Ontario Premier says controversial grant indicates problems
By Lee Greenberg (Friday, April 20, 2007 - CanWest News Service)
(Toronto, ON) - Ontario Premier Dalton McGuinty conceded Friday there are problems with a government spending program that saw $200,000 shipped to a group headed by two senior Liberal party activists, including one candidate in the upcoming election.
McGuinty said his government was going to "have to take a look" at the program which, despite doling out approximately $32 million over the past two years, according to records, has neither a formal application process nor any selection criteria. In fact, the program does not even have a name.
It was under those circumstances that the Iranian-Canadian Community Centre received the $200,000 cash grant only three weeks after registering in March 2006. The charitable organization, initially categorized under "protection of animals," was later changed to "recreation, playgrounds and vacation camps."
The group lists its mailing address as the law office of charity director David Farmani, Liberal riding association president for Richmond Hill.
Reza Moridi, the Liberal candidate in the same riding is listed as another director. A third director, Bohran Fouladi, is a longtime acquaintance of Finance Minister Greg Sorbara.
"I think we can do a better job and I think that we have to do a better job," McGuinty told reporters Friday. "We're going to have to look at it."
No need to return money. Candidate Liberal hopeful tied to Iranian Centre.
By Caroline Grech (July 28, 2007 – yorkregion.com)
Richmond Hill Liberal candidate Reza Moridi doesn’t think money awarded to a local charity group by the Dalton McGuinty government needs to be given back, despite findings that no formal process was followed to receive the money.
His comments come in the wake of a scathing report from Auditor General Jim McCarter on how charity groups received millions in questionable provincial grants.
The report led to the resignation Thursday of Citizenship and Immigration Minister Mike Colle.
The grant money has been described as a slush fund by Opposition parties.
Mr.
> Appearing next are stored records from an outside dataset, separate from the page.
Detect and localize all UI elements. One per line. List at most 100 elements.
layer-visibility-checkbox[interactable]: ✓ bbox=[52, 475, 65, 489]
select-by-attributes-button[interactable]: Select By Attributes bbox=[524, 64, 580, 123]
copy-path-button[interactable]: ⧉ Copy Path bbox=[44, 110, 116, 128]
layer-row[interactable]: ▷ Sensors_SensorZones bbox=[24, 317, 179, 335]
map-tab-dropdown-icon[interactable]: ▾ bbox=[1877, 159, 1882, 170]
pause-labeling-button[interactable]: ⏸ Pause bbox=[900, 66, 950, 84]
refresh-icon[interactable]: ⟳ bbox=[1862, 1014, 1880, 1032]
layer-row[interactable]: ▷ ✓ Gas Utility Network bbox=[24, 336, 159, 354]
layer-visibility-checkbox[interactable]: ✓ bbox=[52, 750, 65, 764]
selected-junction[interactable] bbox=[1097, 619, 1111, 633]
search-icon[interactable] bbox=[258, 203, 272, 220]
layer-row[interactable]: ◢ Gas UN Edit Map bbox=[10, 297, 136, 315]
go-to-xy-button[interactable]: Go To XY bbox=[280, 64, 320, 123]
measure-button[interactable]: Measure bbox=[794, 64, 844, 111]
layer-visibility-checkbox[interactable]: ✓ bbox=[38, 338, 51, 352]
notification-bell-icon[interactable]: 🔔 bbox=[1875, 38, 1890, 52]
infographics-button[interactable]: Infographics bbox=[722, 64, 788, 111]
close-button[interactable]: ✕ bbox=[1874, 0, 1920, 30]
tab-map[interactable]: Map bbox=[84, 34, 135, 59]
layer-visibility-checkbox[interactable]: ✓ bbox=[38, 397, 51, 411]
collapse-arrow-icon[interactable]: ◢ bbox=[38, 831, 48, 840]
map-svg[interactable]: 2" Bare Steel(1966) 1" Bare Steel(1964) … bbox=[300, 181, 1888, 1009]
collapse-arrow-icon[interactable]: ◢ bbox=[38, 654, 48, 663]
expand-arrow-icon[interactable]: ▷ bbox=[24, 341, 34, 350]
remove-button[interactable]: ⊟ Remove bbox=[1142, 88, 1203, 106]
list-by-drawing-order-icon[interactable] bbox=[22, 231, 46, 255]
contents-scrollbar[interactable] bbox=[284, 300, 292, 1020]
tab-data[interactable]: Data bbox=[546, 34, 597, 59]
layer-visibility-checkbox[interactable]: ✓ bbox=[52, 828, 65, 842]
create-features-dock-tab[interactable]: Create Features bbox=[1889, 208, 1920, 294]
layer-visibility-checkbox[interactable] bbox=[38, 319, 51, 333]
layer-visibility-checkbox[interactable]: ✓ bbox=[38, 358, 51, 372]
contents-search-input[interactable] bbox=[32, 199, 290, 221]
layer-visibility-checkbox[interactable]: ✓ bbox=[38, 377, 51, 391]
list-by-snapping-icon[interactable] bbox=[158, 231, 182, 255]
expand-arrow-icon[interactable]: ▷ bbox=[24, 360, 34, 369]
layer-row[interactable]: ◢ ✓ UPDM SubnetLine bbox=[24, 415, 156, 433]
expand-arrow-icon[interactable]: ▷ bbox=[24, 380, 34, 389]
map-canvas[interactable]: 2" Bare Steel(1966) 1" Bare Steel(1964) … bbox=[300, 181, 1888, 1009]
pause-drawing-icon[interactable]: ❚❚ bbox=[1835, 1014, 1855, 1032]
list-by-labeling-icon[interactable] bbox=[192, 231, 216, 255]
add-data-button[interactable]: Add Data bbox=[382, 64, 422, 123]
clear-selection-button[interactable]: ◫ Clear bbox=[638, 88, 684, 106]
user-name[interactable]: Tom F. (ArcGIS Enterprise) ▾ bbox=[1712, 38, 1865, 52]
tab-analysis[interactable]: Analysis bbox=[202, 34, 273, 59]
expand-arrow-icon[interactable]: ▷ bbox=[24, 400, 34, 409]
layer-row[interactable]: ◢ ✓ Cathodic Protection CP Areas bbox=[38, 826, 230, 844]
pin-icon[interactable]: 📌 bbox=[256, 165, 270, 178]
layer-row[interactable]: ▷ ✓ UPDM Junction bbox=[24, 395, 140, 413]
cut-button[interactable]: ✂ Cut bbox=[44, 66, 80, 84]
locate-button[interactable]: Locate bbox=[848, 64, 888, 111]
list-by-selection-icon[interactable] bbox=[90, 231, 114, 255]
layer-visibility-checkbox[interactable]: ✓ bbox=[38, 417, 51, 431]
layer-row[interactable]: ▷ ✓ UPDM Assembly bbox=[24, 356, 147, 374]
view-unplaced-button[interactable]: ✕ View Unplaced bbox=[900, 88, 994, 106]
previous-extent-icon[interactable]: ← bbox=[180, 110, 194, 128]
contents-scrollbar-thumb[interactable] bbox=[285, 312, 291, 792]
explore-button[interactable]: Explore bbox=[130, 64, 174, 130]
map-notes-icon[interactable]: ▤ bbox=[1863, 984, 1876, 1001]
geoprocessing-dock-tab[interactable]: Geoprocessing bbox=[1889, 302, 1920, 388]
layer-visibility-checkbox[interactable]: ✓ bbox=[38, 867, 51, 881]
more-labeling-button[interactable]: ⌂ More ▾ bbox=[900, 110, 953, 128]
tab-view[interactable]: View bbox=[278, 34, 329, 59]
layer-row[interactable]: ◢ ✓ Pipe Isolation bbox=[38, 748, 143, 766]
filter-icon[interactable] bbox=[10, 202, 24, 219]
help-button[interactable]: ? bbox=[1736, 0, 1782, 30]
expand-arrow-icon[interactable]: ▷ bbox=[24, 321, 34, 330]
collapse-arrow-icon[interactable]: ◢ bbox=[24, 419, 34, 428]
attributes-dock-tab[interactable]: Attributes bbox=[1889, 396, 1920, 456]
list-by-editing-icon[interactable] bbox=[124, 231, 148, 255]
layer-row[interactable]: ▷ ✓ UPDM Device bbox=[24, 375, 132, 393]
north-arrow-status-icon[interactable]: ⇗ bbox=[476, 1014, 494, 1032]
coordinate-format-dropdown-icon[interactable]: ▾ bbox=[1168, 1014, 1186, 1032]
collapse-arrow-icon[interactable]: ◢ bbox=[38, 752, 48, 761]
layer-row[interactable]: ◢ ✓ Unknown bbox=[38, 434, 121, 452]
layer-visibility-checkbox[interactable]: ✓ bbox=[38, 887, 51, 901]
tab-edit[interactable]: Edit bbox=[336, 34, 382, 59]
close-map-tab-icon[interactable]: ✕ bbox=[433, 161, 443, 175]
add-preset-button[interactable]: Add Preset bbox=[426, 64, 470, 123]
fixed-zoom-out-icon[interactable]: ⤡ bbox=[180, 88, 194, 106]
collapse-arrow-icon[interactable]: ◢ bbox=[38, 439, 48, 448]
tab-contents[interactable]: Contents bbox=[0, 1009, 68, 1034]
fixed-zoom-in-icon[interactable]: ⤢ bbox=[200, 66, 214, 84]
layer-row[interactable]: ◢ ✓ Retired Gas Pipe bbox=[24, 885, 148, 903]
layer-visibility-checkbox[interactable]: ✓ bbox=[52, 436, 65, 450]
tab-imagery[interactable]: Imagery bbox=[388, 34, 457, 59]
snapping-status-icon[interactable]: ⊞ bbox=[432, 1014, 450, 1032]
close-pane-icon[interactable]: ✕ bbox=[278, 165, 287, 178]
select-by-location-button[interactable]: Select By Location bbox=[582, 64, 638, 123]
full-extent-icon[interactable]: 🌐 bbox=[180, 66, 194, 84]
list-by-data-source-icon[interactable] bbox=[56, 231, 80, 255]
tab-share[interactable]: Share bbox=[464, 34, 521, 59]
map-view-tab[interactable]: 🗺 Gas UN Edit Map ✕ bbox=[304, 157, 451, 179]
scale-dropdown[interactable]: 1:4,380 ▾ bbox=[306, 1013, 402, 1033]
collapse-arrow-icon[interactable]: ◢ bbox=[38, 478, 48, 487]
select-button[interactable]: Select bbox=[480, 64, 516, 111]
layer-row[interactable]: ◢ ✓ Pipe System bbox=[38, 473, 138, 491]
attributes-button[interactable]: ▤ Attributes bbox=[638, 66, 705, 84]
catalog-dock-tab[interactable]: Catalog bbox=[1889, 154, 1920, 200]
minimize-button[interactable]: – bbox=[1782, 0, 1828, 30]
McCarter concluded the granting process was not open, transparent or accountable.
His report paints a damning picture of the process under which the Iranian-Canadian Community Centre (ICCC) and other groups received money, even though it falls short of saying groups got preference because of ties to the provincial Liberals.
The ICCC received a $200,000 grant to build a community centre in Richmond Hill.
Mr. Moridi, a former board member of the ICCC prior to running for the Liberal candidacy in Richmond Hill, said the organization is still fundraising and working on its project.
“The money will be used wisely. As far as I know it is still there (in a bank account),” Mr. Moridi said.
When asked if he thought that the money should be returned given the report’s findings, he stressed that only in certain circumstances should it be.